オリヴィエ・ジルーは今季プレミアリーグ初先発です。ボクシングデーのプレミアリーグ18節は、アーセナルとWBAの一戦。エヴァートン、マンチェスター・シティに連敗したガナーズは、エミレーツできっちり勝ち点3をゲットして嫌なムードを払拭したいところ。8位につけている好調のアウェイチームは、サロモン・ロンドン、マット・フィリップス、シャドリを中心にカウンター狙いに徹するでしょう。アーセナルのスタメンは、GKチェフ、最終ラインはベジェリン、ガブリエウ、コシールニーにギブス。コクランとジャカがセンターに入り、イオビ、エジル、アレクシス・サンチェスが2列めです。

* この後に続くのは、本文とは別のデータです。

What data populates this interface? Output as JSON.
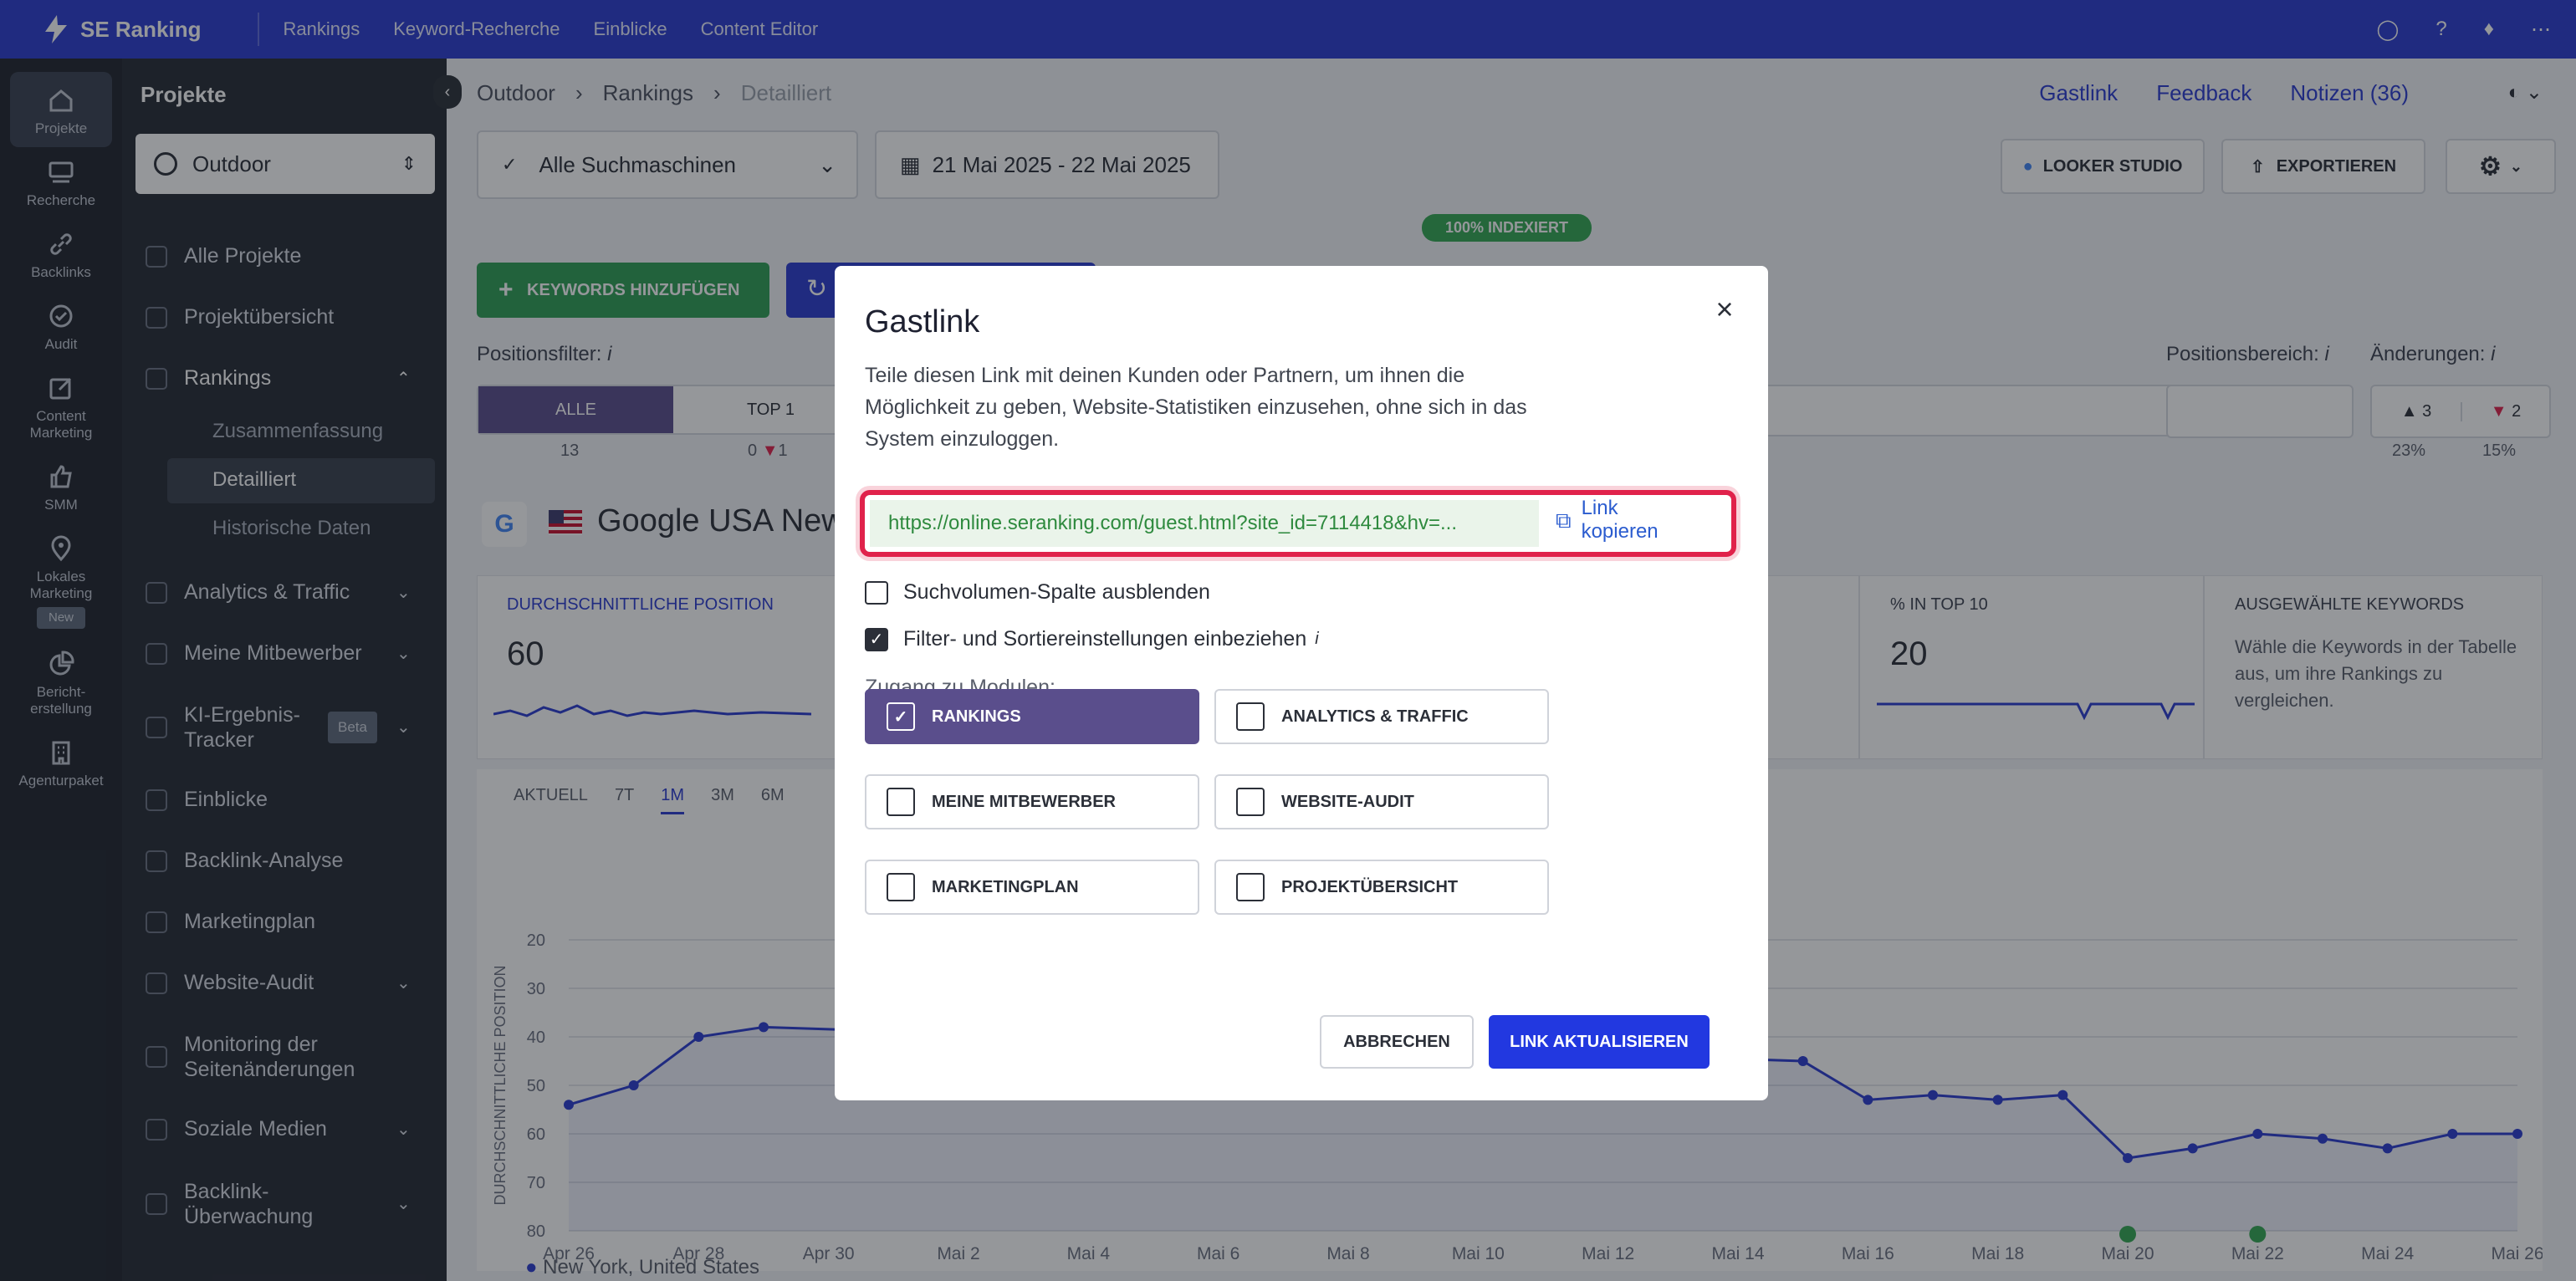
{
  "app": {
    "name": "SE Ranking"
  },
  "topnav": [
    "Rankings",
    "Keyword-Recherche",
    "Einblicke",
    "Content Editor"
  ],
  "iconbar": [
    {
      "label": "Projekte",
      "icon": "home-icon"
    },
    {
      "label": "Recherche",
      "icon": "research-icon"
    },
    {
      "label": "Backlinks",
      "icon": "link-icon"
    },
    {
      "label": "Audit",
      "icon": "audit-icon"
    },
    {
      "label": "Content Marketing",
      "icon": "edit-icon"
    },
    {
      "label": "SMM",
      "icon": "thumb-icon"
    },
    {
      "label": "Lokales Marketing",
      "icon": "pin-icon",
      "badge": "New"
    },
    {
      "label": "Bericht-erstellung",
      "icon": "report-icon"
    },
    {
      "label": "Agenturpaket",
      "icon": "building-icon"
    }
  ],
  "sidebar": {
    "title": "Projekte",
    "project": "Outdoor",
    "items": [
      "Alle Projekte",
      "Projektübersicht",
      "Rankings",
      "Analytics & Traffic",
      "Meine Mitbewerber",
      "KI-Ergebnis-Tracker",
      "Einblicke",
      "Backlink-Analyse",
      "Marketingplan",
      "Website-Audit",
      "Monitoring der Seitenänderungen",
      "Soziale Medien",
      "Backlink-Überwachung"
    ],
    "ai_badge": "Beta",
    "rankings_sub": [
      "Zusammenfassung",
      "Detailliert",
      "Historische Daten"
    ]
  },
  "breadcrumb": [
    "Outdoor",
    "Rankings",
    "Detailliert"
  ],
  "header_links": {
    "guest": "Gastlink",
    "feedback": "Feedback",
    "notes": "Notizen (36)"
  },
  "toolbar": {
    "engines": "Alle Suchmaschinen",
    "date": "21 Mai 2025 - 22 Mai 2025",
    "looker": "LOOKER STUDIO",
    "export": "EXPORTIEREN",
    "indexed": "100% INDEXIERT",
    "add_keywords": "KEYWORDS HINZUFÜGEN"
  },
  "filters": {
    "position_filter": "Positionsfilter:",
    "all": "ALLE",
    "top1": "TOP 1",
    "all_count": "13",
    "top1_count": "0",
    "top1_down": "1",
    "range_label": "Positionsbereich:",
    "changes_label": "Änderungen:",
    "up": "3",
    "down": "2",
    "up_pct": "23%",
    "down_pct": "15%"
  },
  "engine_title": "Google USA New",
  "kpis": {
    "avg_label": "DURCHSCHNITTLICHE POSITION",
    "avg_value": "60",
    "top10_label": "% IN TOP 10",
    "top10_value": "20",
    "selected_label": "AUSGEWÄHLTE KEYWORDS",
    "selected_text": "Wähle die Keywords in der Tabelle aus, um ihre Rankings zu vergleichen."
  },
  "periods": [
    "AKTUELL",
    "7T",
    "1M",
    "3M",
    "6M"
  ],
  "chart_data": {
    "type": "line",
    "ylabel": "DURCHSCHNITTLICHE POSITION",
    "ylim": [
      20,
      80
    ],
    "y_inverted": true,
    "y_ticks": [
      20,
      30,
      40,
      50,
      60,
      70,
      80
    ],
    "x_ticks": [
      "Apr 26",
      "Apr 28",
      "Apr 30",
      "Mai 2",
      "Mai 4",
      "Mai 6",
      "Mai 8",
      "Mai 10",
      "Mai 12",
      "Mai 14",
      "Mai 16",
      "Mai 18",
      "Mai 20",
      "Mai 22",
      "Mai 24",
      "Mai 26"
    ],
    "x": [
      "Apr 26",
      "Apr 27",
      "Apr 28",
      "Apr 29",
      "Mai 15",
      "Mai 16",
      "Mai 17",
      "Mai 18",
      "Mai 19",
      "Mai 20",
      "Mai 21",
      "Mai 22",
      "Mai 23",
      "Mai 24",
      "Mai 25",
      "Mai 26"
    ],
    "series": [
      {
        "values": [
          54,
          50,
          40,
          38,
          45,
          53,
          52,
          53,
          52,
          65,
          63,
          60,
          61,
          63,
          60,
          60
        ]
      }
    ],
    "legend": "New York, United States"
  },
  "modal": {
    "title": "Gastlink",
    "description": "Teile diesen Link mit deinen Kunden oder Partnern, um ihnen die Möglichkeit zu geben, Website-Statistiken einzusehen, ohne sich in das System einzuloggen.",
    "url": "https://online.seranking.com/guest.html?site_id=7114418&hv=...",
    "copy_label": "Link kopieren",
    "hide_volume": "Suchvolumen-Spalte ausblenden",
    "include_filters": "Filter- und Sortiereinstellungen einbeziehen",
    "modules_label": "Zugang zu Modulen:",
    "modules": [
      {
        "label": "RANKINGS",
        "checked": true
      },
      {
        "label": "ANALYTICS & TRAFFIC",
        "checked": false
      },
      {
        "label": "MEINE MITBEWERBER",
        "checked": false
      },
      {
        "label": "WEBSITE-AUDIT",
        "checked": false
      },
      {
        "label": "MARKETINGPLAN",
        "checked": false
      },
      {
        "label": "PROJEKTÜBERSICHT",
        "checked": false
      }
    ],
    "cancel": "ABBRECHEN",
    "update": "LINK AKTUALISIEREN"
  }
}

立ち上がりから圧倒的な攻勢のホームチームは、ボックスの脇から再三グラウンダーを入れるものの、中央が薄くジョニー・エヴァンスとマコーリーにはね返されます。右から斬り込んだジャカのミドルシュートは左にアウト。11分のカウンターは、ジルーが左足で狙ったミドルが曲がらず、大きく左に外れていきます。

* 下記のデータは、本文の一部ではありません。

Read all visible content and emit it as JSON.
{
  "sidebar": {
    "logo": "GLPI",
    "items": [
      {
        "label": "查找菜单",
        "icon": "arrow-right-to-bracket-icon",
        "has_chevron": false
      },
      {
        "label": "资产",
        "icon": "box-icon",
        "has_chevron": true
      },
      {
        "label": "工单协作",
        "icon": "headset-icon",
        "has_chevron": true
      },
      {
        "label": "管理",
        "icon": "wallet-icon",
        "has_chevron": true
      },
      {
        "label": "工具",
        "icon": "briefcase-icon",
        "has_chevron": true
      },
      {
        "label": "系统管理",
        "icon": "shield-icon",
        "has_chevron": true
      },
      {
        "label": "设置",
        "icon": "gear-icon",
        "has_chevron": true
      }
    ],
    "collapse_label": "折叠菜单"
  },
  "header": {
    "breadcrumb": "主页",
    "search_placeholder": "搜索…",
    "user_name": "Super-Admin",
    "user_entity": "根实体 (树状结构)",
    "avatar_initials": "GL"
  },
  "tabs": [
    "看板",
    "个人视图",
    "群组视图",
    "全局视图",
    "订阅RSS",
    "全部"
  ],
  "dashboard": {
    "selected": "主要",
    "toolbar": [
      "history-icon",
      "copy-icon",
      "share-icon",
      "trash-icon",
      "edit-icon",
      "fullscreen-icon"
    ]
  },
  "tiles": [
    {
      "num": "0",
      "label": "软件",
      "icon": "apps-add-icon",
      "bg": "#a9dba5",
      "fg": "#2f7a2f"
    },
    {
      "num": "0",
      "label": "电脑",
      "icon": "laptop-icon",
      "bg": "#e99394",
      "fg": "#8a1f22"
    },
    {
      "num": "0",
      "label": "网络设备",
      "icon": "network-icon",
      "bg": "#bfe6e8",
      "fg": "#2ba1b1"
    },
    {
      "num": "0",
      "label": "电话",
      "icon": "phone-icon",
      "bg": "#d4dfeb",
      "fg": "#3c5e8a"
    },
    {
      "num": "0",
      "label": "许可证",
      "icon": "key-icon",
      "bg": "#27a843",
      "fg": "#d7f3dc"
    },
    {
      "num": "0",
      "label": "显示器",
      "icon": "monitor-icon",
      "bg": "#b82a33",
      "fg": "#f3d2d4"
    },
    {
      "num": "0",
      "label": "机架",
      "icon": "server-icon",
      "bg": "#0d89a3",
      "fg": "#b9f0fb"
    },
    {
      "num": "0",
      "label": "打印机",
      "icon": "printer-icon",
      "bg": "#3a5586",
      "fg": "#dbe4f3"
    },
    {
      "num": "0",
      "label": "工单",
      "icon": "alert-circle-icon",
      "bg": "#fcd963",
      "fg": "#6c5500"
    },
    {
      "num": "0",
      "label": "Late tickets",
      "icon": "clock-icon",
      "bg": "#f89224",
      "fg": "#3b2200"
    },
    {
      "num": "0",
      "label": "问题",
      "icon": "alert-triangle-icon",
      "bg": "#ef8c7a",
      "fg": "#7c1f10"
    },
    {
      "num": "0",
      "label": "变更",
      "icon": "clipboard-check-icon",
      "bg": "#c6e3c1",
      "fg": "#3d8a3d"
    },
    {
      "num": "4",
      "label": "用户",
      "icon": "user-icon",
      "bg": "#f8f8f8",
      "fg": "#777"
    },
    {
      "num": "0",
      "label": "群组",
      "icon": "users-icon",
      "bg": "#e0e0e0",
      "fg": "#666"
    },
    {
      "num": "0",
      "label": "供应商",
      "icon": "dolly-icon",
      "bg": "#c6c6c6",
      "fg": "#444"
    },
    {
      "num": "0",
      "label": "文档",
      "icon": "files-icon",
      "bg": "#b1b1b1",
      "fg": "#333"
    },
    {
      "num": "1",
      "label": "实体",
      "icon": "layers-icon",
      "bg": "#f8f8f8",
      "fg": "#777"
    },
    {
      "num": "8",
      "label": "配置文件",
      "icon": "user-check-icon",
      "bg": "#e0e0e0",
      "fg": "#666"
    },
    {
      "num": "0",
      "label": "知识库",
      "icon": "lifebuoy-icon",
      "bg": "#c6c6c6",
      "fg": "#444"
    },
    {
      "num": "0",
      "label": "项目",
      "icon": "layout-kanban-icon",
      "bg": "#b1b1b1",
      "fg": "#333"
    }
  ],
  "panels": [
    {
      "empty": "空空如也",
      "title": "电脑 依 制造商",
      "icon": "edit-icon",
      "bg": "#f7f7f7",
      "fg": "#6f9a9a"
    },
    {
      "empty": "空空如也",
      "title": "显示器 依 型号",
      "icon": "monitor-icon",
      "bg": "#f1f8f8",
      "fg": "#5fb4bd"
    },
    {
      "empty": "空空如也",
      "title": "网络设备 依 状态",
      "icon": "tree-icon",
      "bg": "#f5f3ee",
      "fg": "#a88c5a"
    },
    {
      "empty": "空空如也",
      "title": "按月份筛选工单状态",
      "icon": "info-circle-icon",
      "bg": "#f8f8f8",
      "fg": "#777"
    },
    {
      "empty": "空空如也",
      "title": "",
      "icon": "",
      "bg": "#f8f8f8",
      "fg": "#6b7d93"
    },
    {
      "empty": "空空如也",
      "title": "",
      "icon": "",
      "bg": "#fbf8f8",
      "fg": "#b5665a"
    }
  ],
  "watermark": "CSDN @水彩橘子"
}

アーセナルはボールを奪われた後の対応が速く、WBAが後方から苦し紛れに出すロングフィードはサロモン・ロンドンにつながりません。16分に左のエジルからパスを受けたアレクシス・サンチェスは、右足で巻いたミドルがうまく当たらず。最近調子を落としているエジルに輝きはなく、中盤を仕切るのはグラニト・ジャカです。前線に速いパスをぶつけ、左右のイオビやアレクシスにボールを散らして隙を窺うジャカの工夫でサイドは制するものの、ゴール前に引くWBAの堅い守備をこじ開けるには至りません。32分に左サイドのシャドリが入れた危険なクロスは、サロモン・ロンドンのバックヘッドをチェフがキャッチ。直後、単独で持ち込んだアレクシス・サンチェスが右に流れて放ったシュートは、フォスターが右に飛んでセーブします。前半は0-0。一発決めて逃げ切りたいピューリス監督としては、ポゼッションが20%に留まった45分は、狙い通りといっていいでしょう。

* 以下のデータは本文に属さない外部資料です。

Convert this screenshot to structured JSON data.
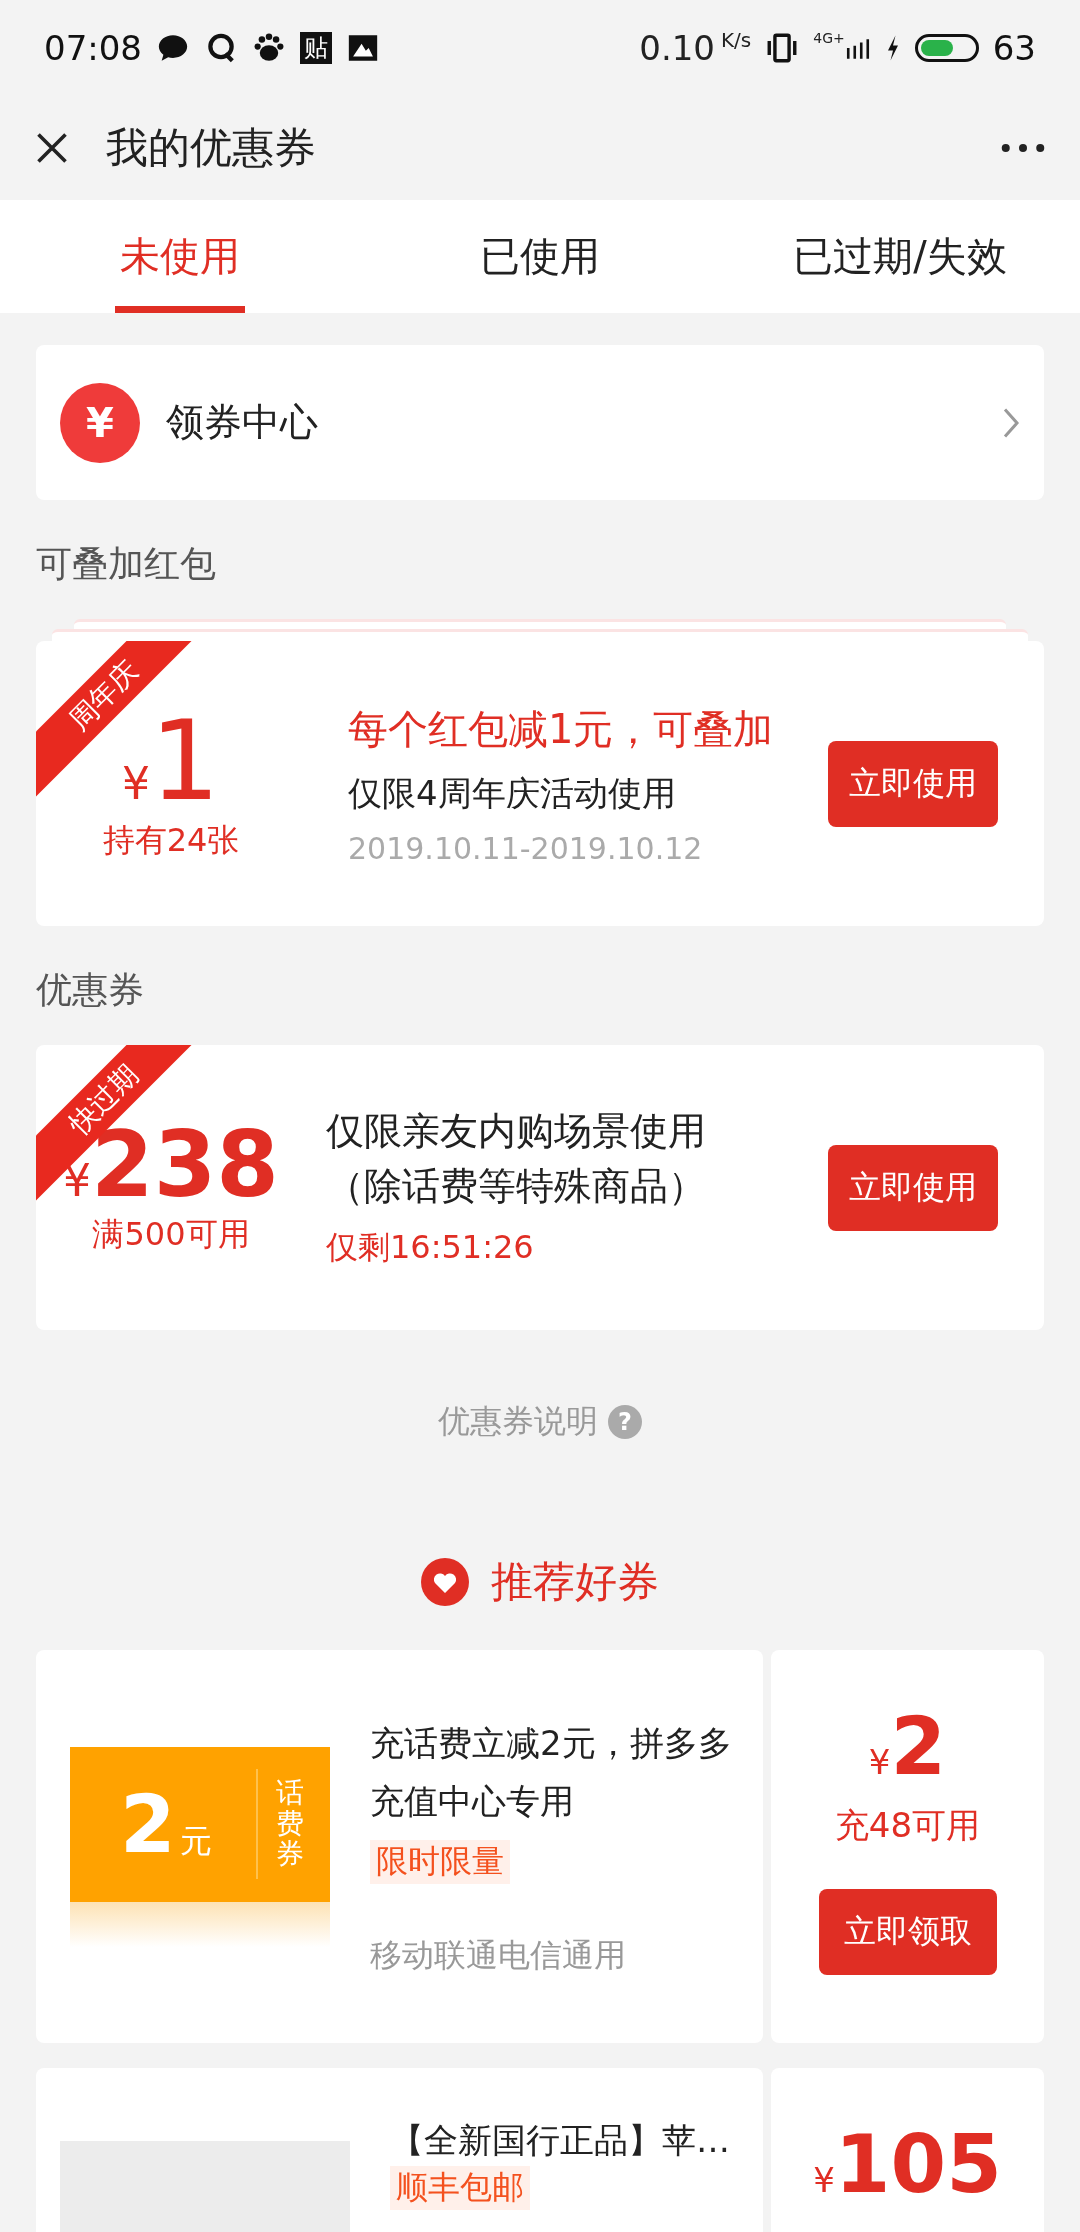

ハーフタイムのヴェンゲル監督は、ジルーをうまく使えと指示を出しているのではないでしょうか。アレクシス・サンチェスのワントップに慣れたチームは、サイドからのクロスをことごとく転がして、中央の渋滞にはまっています。ジルーが落としたボールをエジルやアレクシスが狙ったり、サイドから浮かして頭で勝負させるなどの攻撃が増えれば、よりゴールに近づけると思われます。50分、ギブスがジルーを競らせたボールのこぼれ球をイオビが右足で狙うと、フォスターが弾いたボールをアレクシス・サンチェスがプッシュするも、GKがかろうじて手に当ててセーブ。このCKをファーで受けたアレクシスのシュートは、ポストにぶつかり先制はなりません。

アーセナルの攻撃は、前半よりも確実によくなっています。56分、イオビのクロスを迷いなく叩いた7番のシュートは、フォスターのビッグセーブに阻まれます。前線での素晴らしいプレスでボールを奪い、イオビ、エジルとつながって左に展開した59分のチャンスは、左に回り込んでクロスに狙ったジルーのシュートをフォスターが足でブロック。先に動いたのは、ピューリス監督でした。62分、シャドリをマクレーン。目的は、アーセナルのサイド攻撃を止めることでしょう。70分、3回続いたCKでWBAに決定機。チェフが珍しくハイボールを後ろに逸らしますが、ヤコブのボレーは浮いてしまいました。ヴェンゲル監督はギブスとイオビを下げて、ルーカス・ぺレスとモンレアルを投入。さらに73分、コクランをラムジーで勝負です。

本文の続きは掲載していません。